Surfing on the internet, sending emails, watching a Netflix movie… All of these activities have become everyday habits for a large part of the world’s population. Nevertheless, just like most human activities, they come at an environmental cost. All of our online actions require data centers, which have two main hurdles: they require a lot of electricity both to use and to be cooled down, as they can heat rapidly when functioning.
Today, data centers account for about 1 percent of global electricity use, according to the International Energy Agency (IEA), and the figure is set to double every five years as a growing number of people access the Internet.
The problem is both the amount of energy used for data centers, as well as from the amount of wasted heat coming from this infrastructure.
Qarnot Computing, a French cleantech company, has developed the QH-1, the first computing heater, which means it combines an electrical heater and a high-performance computing server. QH-1 takes advantage of the heat coming from task processing and uses it as a heat source to warm rooms.

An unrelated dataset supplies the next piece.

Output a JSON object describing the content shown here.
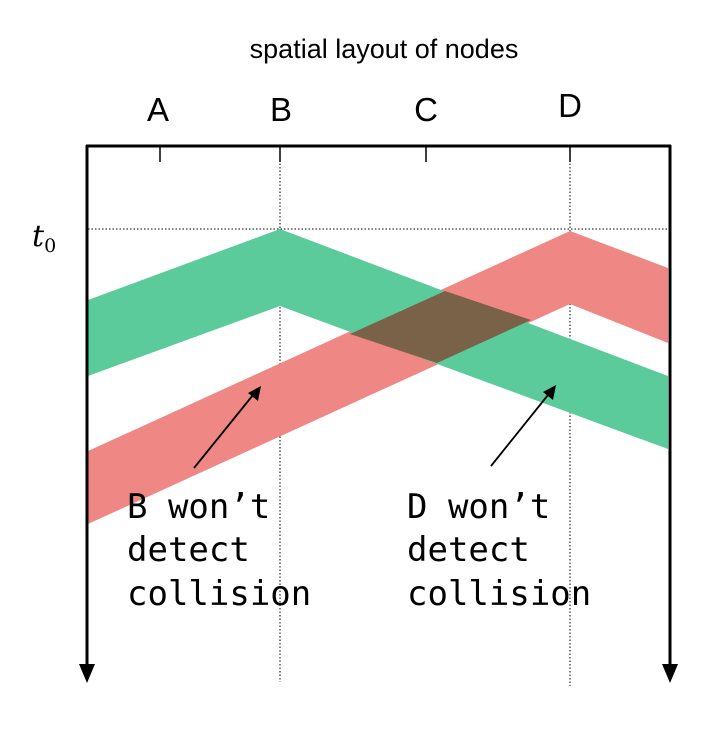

This presents several advantages, both economical and environmental:
For large companies, Qarnot offers an opportunity to use a green IT infrastructure, thus lowering the carbon impact of their energy-hungry computations.
For end-users, this solution means free heating while making their homes much smarter as the QH-1 offers Wi-Fi, an auto-scheduled heating mode, remote control, voice command, air quality monitoring, fire alarm detection, presence and intrusion detection.
And for the environment, it combines savings in energy used for data centers, as well energy used to heat homes. This technology is estimated to reduce by 75% the carbon footprint of computations.
1000 QH-1s have been installed all over France since 2014. They provide heating for social housing units and building offices for free while computing remotely for major banks, 3D animation studios and research labs.
According to Qarnot Computing, “if only 10% of computations performed in data centres were performed on QH-1 heaters and boilers, 26M tons of CO2 would be saved annually”.